A trajetória dessa descoberta renderia um romance, com ação e suspense, em cenários locais e internacionais (Alemanha e Indonésia). E mocinhos e bandidos, claro. Ou melhor: na opinião do inventor, não se trata de bandidos, mas de gente que, como a maioria, tem medo da novidade, porque não dispõe de esquemas mentais capazes de assimilar o novo. Uma coisa é o que a gente fala, e outra é o que as pessoas entendem. 

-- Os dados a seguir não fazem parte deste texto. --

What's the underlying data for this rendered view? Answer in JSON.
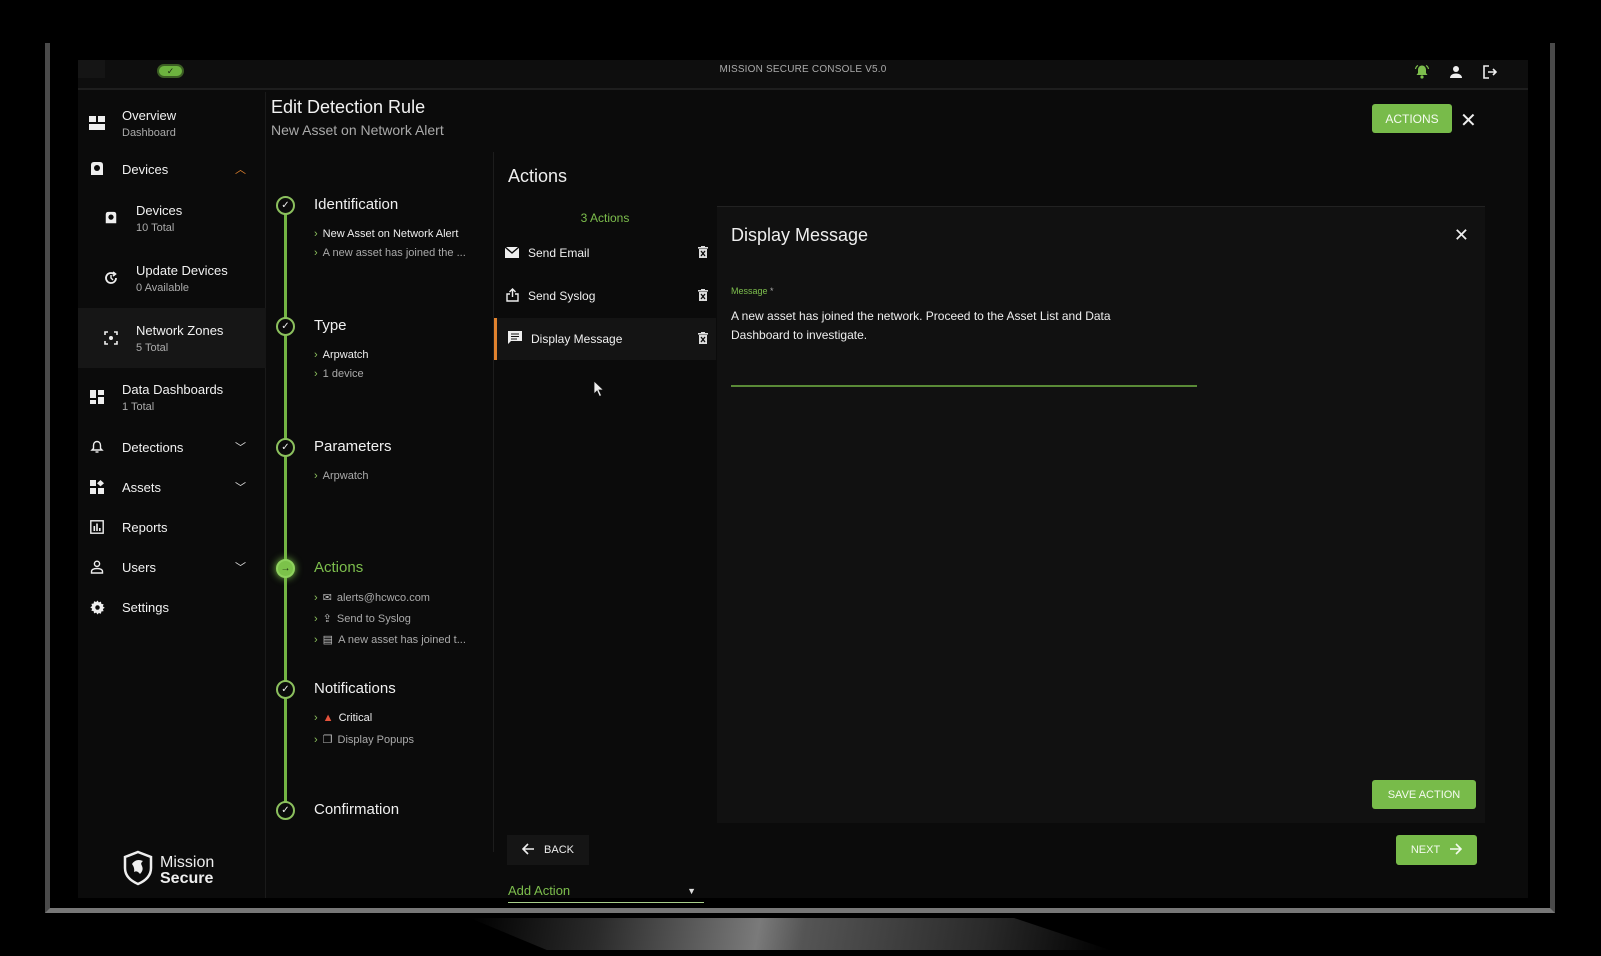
{
  "topbar": {
    "title": "MISSION SECURE CONSOLE V5.0",
    "status_icon": "check-icon",
    "icons": [
      "bell-icon",
      "user-icon",
      "logout-icon"
    ],
    "bell_color": "#7dbe4d"
  },
  "sidebar": {
    "items": [
      {
        "label": "Overview",
        "sub": "Dashboard",
        "icon": "dashboard-icon"
      },
      {
        "label": "Devices",
        "icon": "device-icon",
        "expanded": true
      },
      {
        "label": "Devices",
        "sub": "10 Total",
        "icon": "device-icon",
        "child": true
      },
      {
        "label": "Update Devices",
        "sub": "0 Available",
        "icon": "update-icon",
        "child": true
      },
      {
        "label": "Network Zones",
        "sub": "5 Total",
        "icon": "zone-icon",
        "child": true,
        "active": true
      },
      {
        "label": "Data Dashboards",
        "sub": "1 Total",
        "icon": "dashboard-icon"
      },
      {
        "label": "Detections",
        "icon": "bell-icon",
        "expandable": true
      },
      {
        "label": "Assets",
        "icon": "assets-icon",
        "expandable": true
      },
      {
        "label": "Reports",
        "icon": "reports-icon"
      },
      {
        "label": "Users",
        "icon": "user-icon",
        "expandable": true
      },
      {
        "label": "Settings",
        "icon": "gear-icon"
      }
    ],
    "logo": {
      "line1": "Mission",
      "line2": "Secure"
    }
  },
  "header": {
    "title": "Edit Detection Rule",
    "subtitle": "New Asset on Network Alert",
    "actions_button": "ACTIONS"
  },
  "stepper": {
    "steps": [
      {
        "title": "Identification",
        "status": "complete",
        "details": [
          {
            "text": "New Asset on Network Alert",
            "bright": true
          },
          {
            "text": "A new asset has joined the ..."
          }
        ]
      },
      {
        "title": "Type",
        "status": "complete",
        "details": [
          {
            "text": "Arpwatch",
            "bright": true
          },
          {
            "text": "1 device"
          }
        ]
      },
      {
        "title": "Parameters",
        "status": "complete",
        "details": [
          {
            "text": "Arpwatch"
          }
        ]
      },
      {
        "title": "Actions",
        "status": "active",
        "details": [
          {
            "text": "alerts@hcwco.com",
            "icon": "mail-icon"
          },
          {
            "text": "Send to Syslog",
            "icon": "share-icon"
          },
          {
            "text": "A new asset has joined t...",
            "icon": "message-icon"
          }
        ]
      },
      {
        "title": "Notifications",
        "status": "complete",
        "details": [
          {
            "text": "Critical",
            "icon": "alert-bell-icon",
            "bright": true
          },
          {
            "text": "Display Popups",
            "icon": "popup-icon"
          }
        ]
      },
      {
        "title": "Confirmation",
        "status": "complete",
        "details": []
      }
    ]
  },
  "actions": {
    "heading": "Actions",
    "count": "3 Actions",
    "list": [
      {
        "label": "Send Email",
        "icon": "mail-icon"
      },
      {
        "label": "Send Syslog",
        "icon": "share-icon"
      },
      {
        "label": "Display Message",
        "icon": "message-icon",
        "selected": true
      }
    ],
    "add_action_placeholder": "Add Action"
  },
  "detail": {
    "title": "Display Message",
    "message_label": "Message",
    "required_mark": "*",
    "message_value": "A new asset has joined the network. Proceed to the Asset List and Data Dashboard to investigate.",
    "save_button": "SAVE ACTION"
  },
  "footer": {
    "back_button": "BACK",
    "next_button": "NEXT"
  },
  "colors": {
    "accent_green": "#78bb4a",
    "selected_marker": "#e0822e",
    "critical_red": "#e5533c"
  }
}
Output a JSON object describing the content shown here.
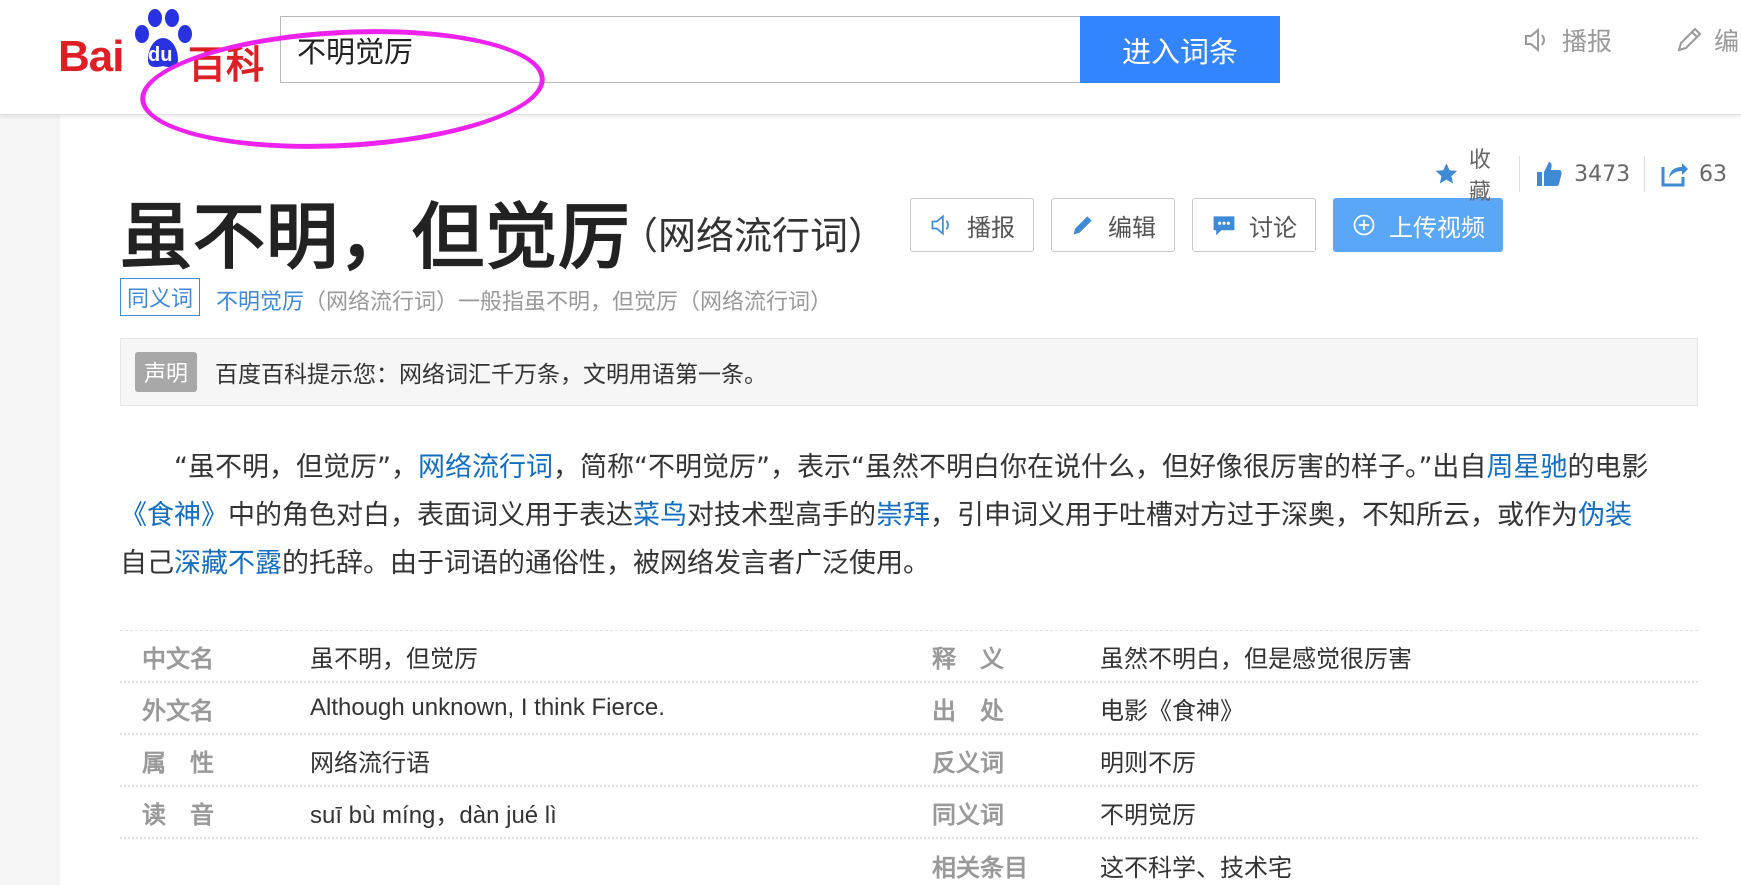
{
  "header": {
    "logo": {
      "bai": "Bai",
      "du": "du",
      "baike": "百科"
    },
    "search": {
      "value": "不明觉厉"
    },
    "search_button": "进入词条",
    "actions": [
      {
        "label": "播报",
        "icon": "speaker-icon"
      },
      {
        "label": "编",
        "icon": "pencil-icon"
      }
    ]
  },
  "tools": {
    "collect": "收藏",
    "likes": "3473",
    "shares": "63"
  },
  "entry": {
    "title": "虽不明，但觉厉",
    "subtitle": "（网络流行词）",
    "buttons": {
      "broadcast": "播报",
      "edit": "编辑",
      "discuss": "讨论",
      "upload": "上传视频"
    },
    "synonym": {
      "tag": "同义词",
      "link": "不明觉厉",
      "rest": "（网络流行词）一般指虽不明，但觉厉（网络流行词）"
    },
    "notice": {
      "tag": "声明",
      "text": "百度百科提示您：网络词汇千万条，文明用语第一条。"
    },
    "summary": {
      "p1": "“虽不明，但觉厉”，",
      "l1": "网络流行词",
      "p2": "，简称“不明觉厉”，表示“虽然不明白你在说什么，但好像很厉害的样子。”出自",
      "l2": "周星驰",
      "p3": "的电影",
      "l3": "《食神》",
      "p4": "中的角色对白，表面词义用于表达",
      "l4": "菜鸟",
      "p5": "对技术型高手的",
      "l5": "崇拜",
      "p6": "，引申词义用于吐槽对方过于深奥，不知所云，或作为",
      "l6": "伪装",
      "p7": "自己",
      "l7": "深藏不露",
      "p8": "的托辞。由于词语的通俗性，被网络发言者广泛使用。"
    },
    "basic_info": {
      "left": [
        {
          "key": "中文名",
          "value": "虽不明，但觉厉"
        },
        {
          "key": "外文名",
          "value": "Although unknown, I think Fierce."
        },
        {
          "key": "属　性",
          "value": "网络流行语"
        },
        {
          "key": "读　音",
          "value": "suī bù míng，dàn jué lì"
        }
      ],
      "right": [
        {
          "key": "释　义",
          "value": "虽然不明白，但是感觉很厉害"
        },
        {
          "key": "出　处",
          "value": "电影《食神》"
        },
        {
          "key": "反义词",
          "value": "明则不厉"
        },
        {
          "key": "同义词",
          "value": "不明觉厉"
        },
        {
          "key": "相关条目",
          "value": "这不科学、技术宅"
        }
      ]
    }
  },
  "colors": {
    "brand_red": "#de1f26",
    "brand_blue": "#2932e1",
    "search_button": "#3385ff",
    "link": "#136ec2",
    "annotation": "#ee22ee"
  }
}
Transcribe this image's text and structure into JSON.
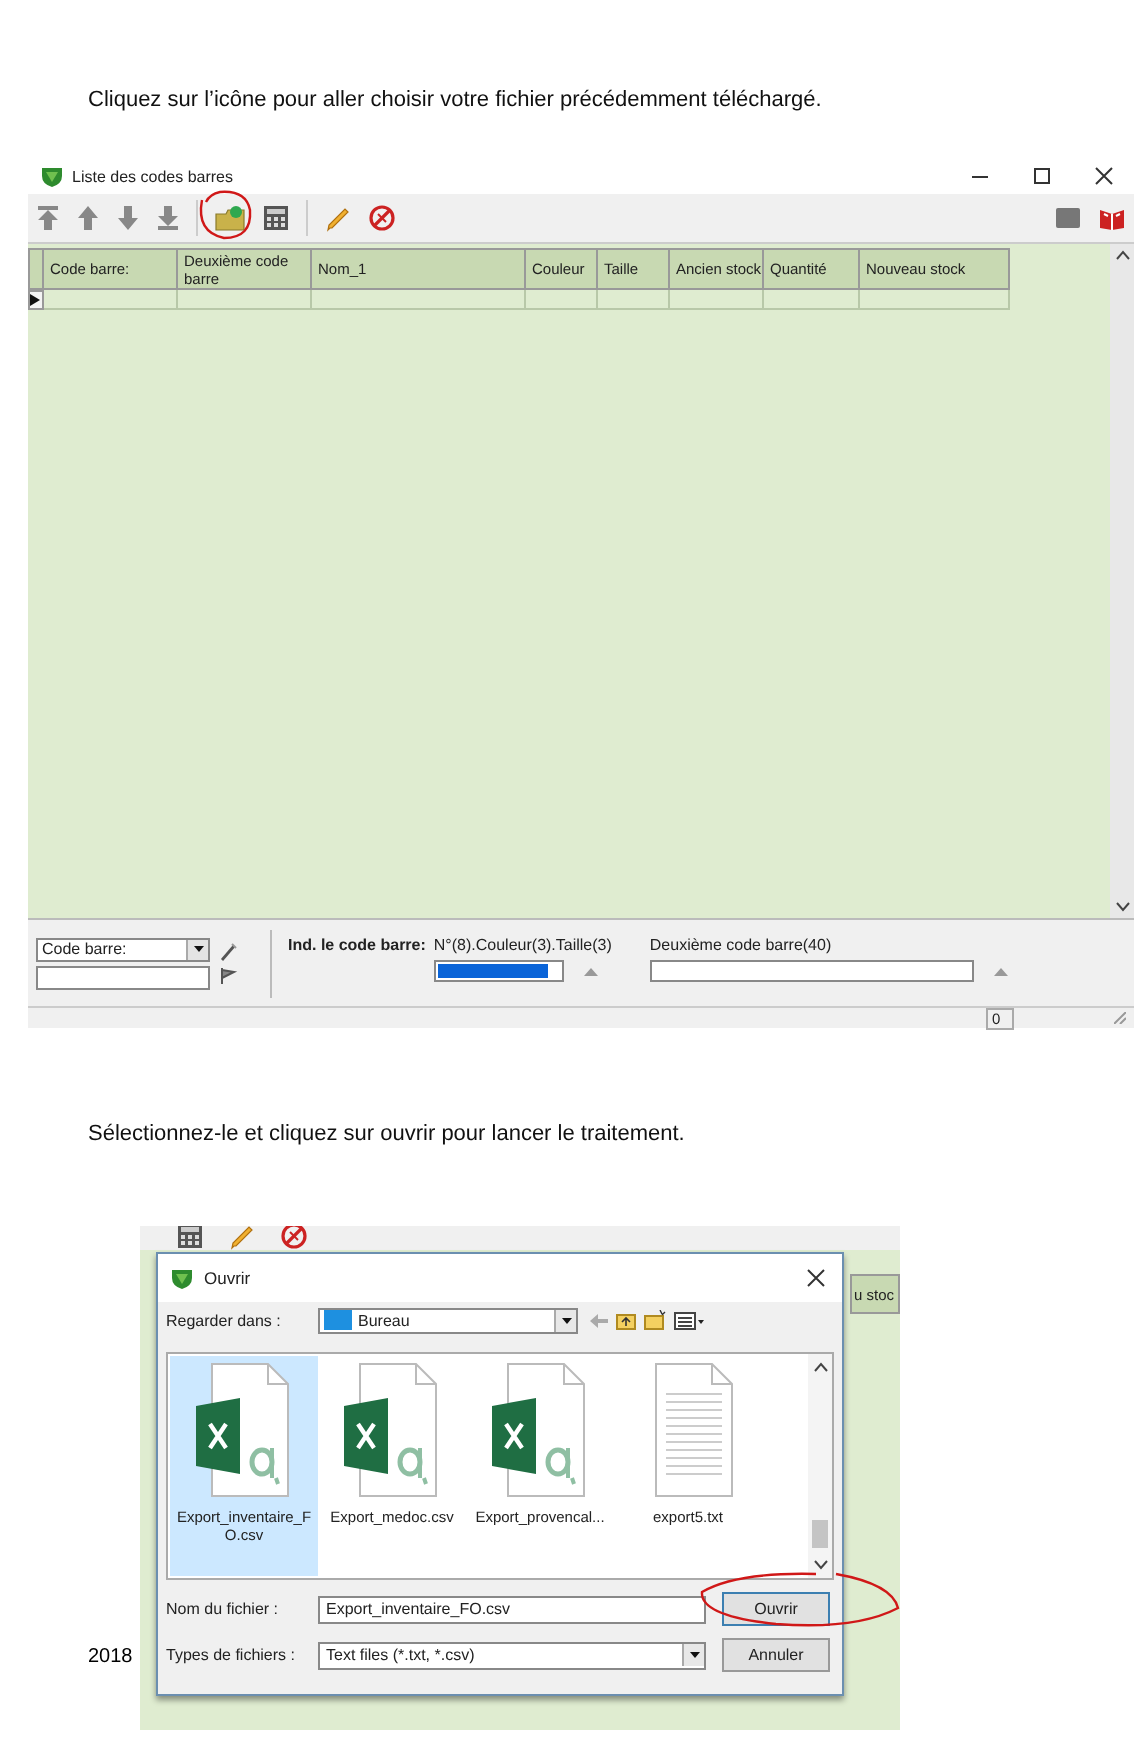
{
  "step_1_text": "Cliquez sur l’icône pour aller choisir votre fichier précédemment téléchargé.",
  "window": {
    "title": "Liste des codes barres",
    "table": {
      "columns": [
        "Code barre:",
        "Deuxième code barre",
        "Nom_1",
        "Couleur",
        "Taille",
        "Ancien stock",
        "Quantité",
        "Nouveau stock"
      ],
      "rows": [
        {
          "current": true
        }
      ]
    },
    "bottom_panel": {
      "search_by": "Code barre:",
      "label": "Ind. le code barre:",
      "fields": [
        {
          "label": "N°(8).Couleur(3).Taille(3)",
          "selected": true
        },
        {
          "label": "Deuxième code barre(40)",
          "selected": false
        }
      ]
    },
    "status_bar": {
      "count": "0"
    }
  },
  "step_2_text": "Sélectionnez-le et cliquez sur ouvrir pour lancer le traitement.",
  "footer_year": "2018",
  "screenshot_2": {
    "background_header_fragment": "u stoc",
    "dialog": {
      "title": "Ouvrir",
      "look_in_label": "Regarder dans :",
      "look_in_value": "Bureau",
      "files": [
        {
          "name": "Export_inventaire_FO.csv",
          "kind": "excel",
          "selected": true
        },
        {
          "name": "Export_medoc.csv",
          "kind": "excel",
          "selected": false
        },
        {
          "name": "Export_provencal...",
          "kind": "excel",
          "selected": false
        },
        {
          "name": "export5.txt",
          "kind": "text",
          "selected": false
        }
      ],
      "file_name_label": "Nom du fichier :",
      "file_name_value": "Export_inventaire_FO.csv",
      "file_type_label": "Types de fichiers :",
      "file_type_value": "Text files (*.txt, *.csv)",
      "buttons": [
        "Ouvrir",
        "Annuler"
      ]
    }
  }
}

(Foi o que aconteceu com aquele primeiro trecho de aeromóvel, perto da Usina: com financiamento adequado construiu um trajeto pequeno, experimental, que poderia se expandir por muitas vias – já pensou um aeromóvel sobre o arroio Dilúvio, rompendo a geografia de Porto Alegre de leste a oeste, para transportar as dezenas de milhares de pessoas que se deslocam nesse eixo diariamente? As provas foram auspiciosas, mas o então ministro dos Transportes, Cloraldino Severo, por sinal gaúcho, vetou a sequência do projeto ao negar o financiamento. Preferiu, como tem acontecido em nosso país desde os anos 1950, jogar dinheiro público no financiamento desse modelo rodoviarista assassino e ecocida.) 

Mais de 40 anos passados da implementação da primeira linha experimental, Oskar Coester sentiu a emoção de inaugurar uma pequena linha, em 2014, ao acionar o motor do aeromóvel que serve ao aeroporto Salgado Filho. 

Talvez tenha voltado a pensar no que sentiu ao presenciar sua invenção servir para deslocamento num parque indonésio: “Mas e o que é que um guri lá de Pelotas está fazendo aqui?” 

Não parar nunca de se admirar com o mundo é a marca dos grandes homens, os que entenderam que é preciso aprender a lidar consigo mesmo e com os semelhantes, tanto quanto com as coisas do mundo.


Luís Augusto Fischer é professor de Literatura na UFRGS, autor de, entre outros, “Dicionário de porto-alegrês” e “Literatura brasileira: modos de usar”, ambos pela L&PM. É curador da revista Parêntese.